POV-Ray : Newsgroups : povray.off-topic : Learning C# : Re: Learning C# Server Time
29 Jul 2024 04:21:03 EDT (-0400)
  Re: Learning C#  
From: Darren New
Date: 29 Sep 2012 12:51:55
Message: <5067272b$1@news.povray.org>
On 9/29/2012 3:19, Orchid Win7 v1 wrote:
>>> Heh. It amuses me that run-time polymorphism via inheritance is /the/
>>> central contribution of the OO movement, and here I am reading a book
>>> warning me not to use inheritance under any circumstances unless
>>> absolutely unavoidable...
>>
>> So, what's their solution? You have to reinvent the wheel all the time?
>
> Use interfaces instead.

Sounds like a stupid book. I wouldn't trust its advice.

Don't use inheritance unless you're obviously making a subclass of the thing 
you're inheriting from. Don't use polymorphic dispatch unless you intended 
to use polymorphic dispatch.

I think of all the code in my entire project, I have exactly one set of 
routines that inherit from some other routine I wrote, and they're basically 
type-specific widgets for displaying the results of searching over 
collections of various kinds of documents.

I have a bunch of .. well, database connectors, one for each table, that all 
inherit from the general "database connector."  I have a bunch of protobufs 
that all inherit from "generic protobuf".

Otherwise, there's virtually no inheritance in my work code.

I have a game, where I do indeed have some inheritance, but where multiple 
inheritance might very well have worked out better. For each stackable 
screen (say, you have a help screen on top of a file selection screen on top 
of a start game screen on top of a top-level-menu screen), it inherits from 
the appropriate superclass (input-blocking screen, input-blocking screen 
with timeout, etc).  Other than that, again, very general.

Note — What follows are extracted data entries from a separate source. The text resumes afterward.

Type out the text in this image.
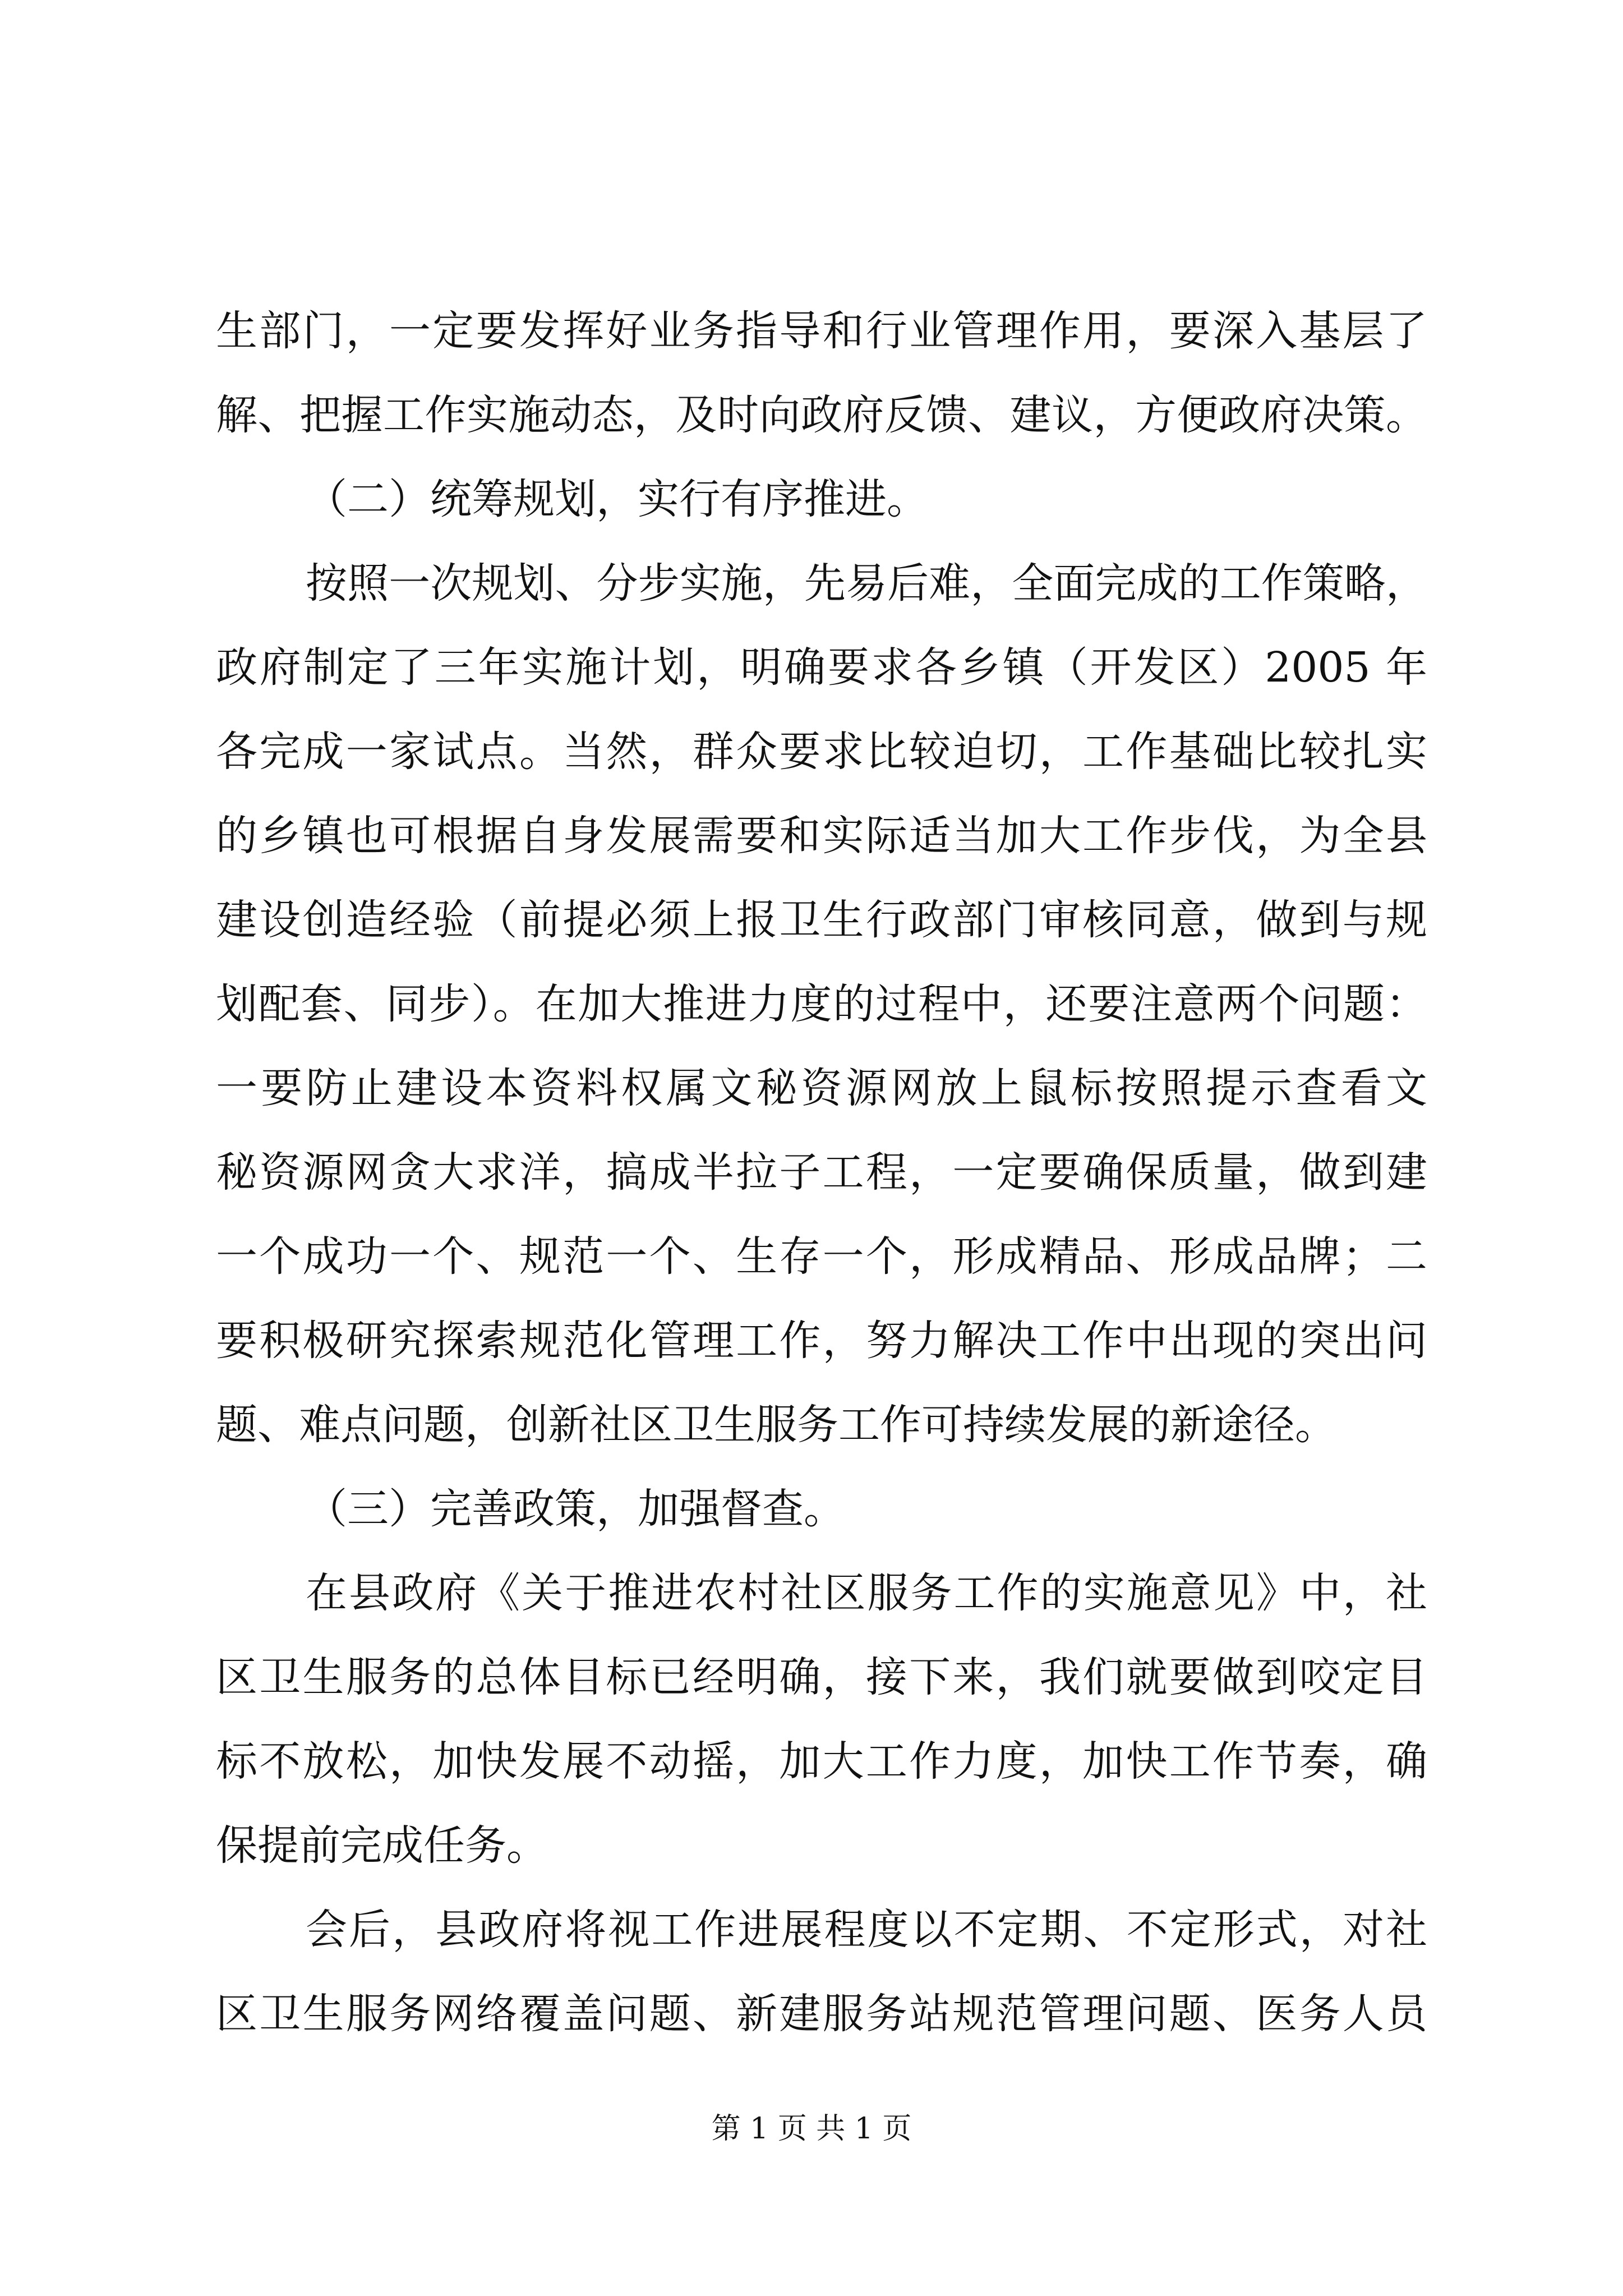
生部门，一定要发挥好业务指导和行业管理作用，要深入基层了
解、把握工作实施动态，及时向政府反馈、建议，方便政府决策。
（二）统筹规划，实行有序推进。
按照一次规划、分步实施，先易后难，全面完成的工作策略，
政府制定了三年实施计划，明确要求各乡镇（开发区）2005 年
各完成一家试点。当然，群众要求比较迫切，工作基础比较扎实
的乡镇也可根据自身发展需要和实际适当加大工作步伐，为全县
建设创造经验（前提必须上报卫生行政部门审核同意，做到与规
划配套、同步）。在加大推进力度的过程中，还要注意两个问题：
一要防止建设本资料权属文秘资源网放上鼠标按照提示查看文
秘资源网贪大求洋，搞成半拉子工程，一定要确保质量，做到建
一个成功一个、规范一个、生存一个，形成精品、形成品牌；二
要积极研究探索规范化管理工作，努力解决工作中出现的突出问
题、难点问题，创新社区卫生服务工作可持续发展的新途径。
（三）完善政策，加强督查。
在县政府《关于推进农村社区服务工作的实施意见》中，社
区卫生服务的总体目标已经明确，接下来，我们就要做到咬定目
标不放松，加快发展不动摇，加大工作力度，加快工作节奏，确
保提前完成任务。
会后，县政府将视工作进展程度以不定期、不定形式，对社
区卫生服务网络覆盖问题、新建服务站规范管理问题、医务人员
第 1 页 共 1 页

IME, libraries often have classes you'd almost never use as is, which you 
can inherit from, and applications generally have very few classes you 
actually inherit from. And for the latter, you almost always know when 
you're writing the base class that you're going to be inheriting from it.

-- 
Darren New, San Diego CA, USA (PST)
   "They're the 1-800-#-GORILA of the telecom business."